Adding Narrative to D&D Magic Items

Everything is better with a bit of backstory to support it in your campaign or setting. In one campaign I play in only the most mundane magic items such as potions and scrolls, don’t have some story attached to them. I decided to take a few minor magic items straight from the D&D material and try to enhance them with a bit of narrative. I might make this a bit of a rainy day creative exercise and add more in the future, so please let me know if you enjoyed them.

The Skullfont is a gruesome treasure of naval lore that no sailor hopes to ever have cause to use. Legends claim that it was enchanted from the remains of one member of a crew, when they were cast adrift after their vessel sank far from land. The doomed owner lost the “drawing of lots” when it came time to invoke the Custom of the Sea. After the act was done only his skull remained but as time passed and thirst replaced hunger, the other survivors entered a fell pack with an unknown power beneath the waves. The Skullfont functions as a Decanter of Endless Water, spewing forth the commanded liquid from its mouth. It is said that anyone that quenches their thirst from it, however, is fated to find themselves a drift and faced with the same grim fate of drawing the lots one day. Others scoff at this bit of embellishment and claim it is merely a custom version of the magic item crafted by a creator with a twisted sense of humor.

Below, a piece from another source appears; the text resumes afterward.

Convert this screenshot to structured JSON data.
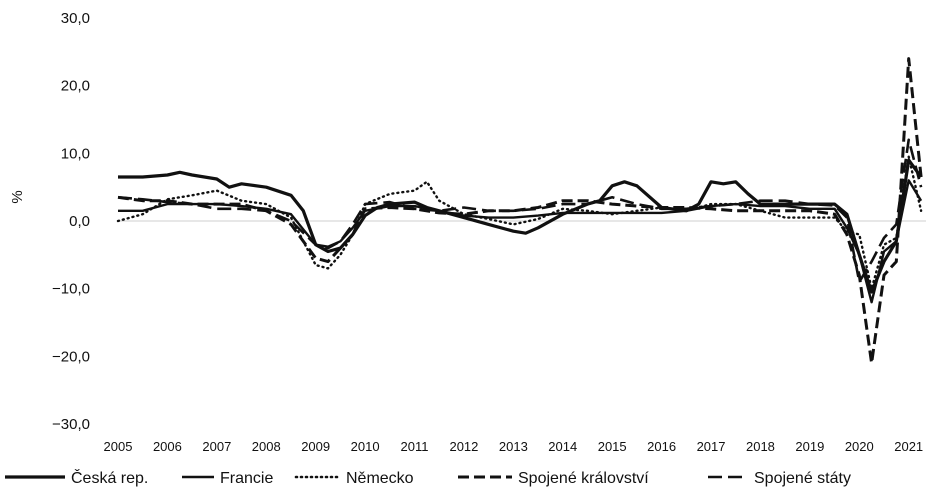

The woodsman who found it claimed the Sylvan Sachet lay around the neck of a skeleton partially entombed by the trunk of a large tree at least a few centuries old. It passed through several hands before a wizard came across it in a curio shop and later identified it. When the western woods were young and wild, before the latecomers, and before logging trails matured into trade roads, locals ventured into its interior to forage for morels, ginseng, truffles and other woodland treasures, but never felling a living tree. It was one of these folk that met a dryad. Star-crossed from the start, the two became lovers and the mortal would journey to and from the forest despite the perils. It was from this peril that the dryad created the Sylvan Sachet from fey-touched herbs and wrapped in strands woven of her own silver birch locks to grant the mortal safety and guidance past less welcoming inhabitants of the forest. The bundle is frayed now, two of its strands lost, used at some point, but three remain. It is unclear what fell the mortal in the forest so many years ago, but local bards claim that the dryad must still walk the deep woods that remain or the bundle would have crumbled by now. The Sylvan Sachet functions as a Charm of Plant Command with three charges.

From the houses of nobles, to magocracies, and other affluent or enchanted settings, the humble Cleansing Stone offers a welcome service to travelers, guests and folk that find themselves the victims of life’s mundane inconveniences. The sigils covering these orbs are peculiar and old, being employed from rote by their creators without any true knowledge of their origin or meaning. Most claim that the stones are among the most reliable of magic items, voraciously consuming dirt and grime from the subject’s garments and equipment. However, superstitious sorts claim that every so often, one of the orbs surges in size, turning absolutely black and consuming everything it touches. Such accidents are quietly covered up, they claim. While there are no documented cases of this phenomena, Cleansing Stones do occasionally go missing. Most attribute this to theft, or their being sold to new owners who, understandably, prefer privacy regarding their magical possessions.

These small, round pellets appear to be formed of some sort of cloudy quartz of little value. The desert people are said to find them in great abundance in dry basins and depressions in the deep desert where they presumably have accumulated. Among their children, they are used in games as counters, tokens and crude marbles. It was only when some made their way beyond the desert as a trade curiosity that a peculiar feature was observed. Upon breaking, whether by accident or intent, the pellets transform into a large volume of water. Unfortunately, this only happens beyond the borders of the desert making this miraculous property useless to those traveling or residing there. Dubbed Tears of Anauroch, more than a few researchers have commented on the similarity between the Tears and a minor version of the end result of Dust of Dryness, though a source of a “dust form” has yet to be found occurring naturally in the desert or elsewhere.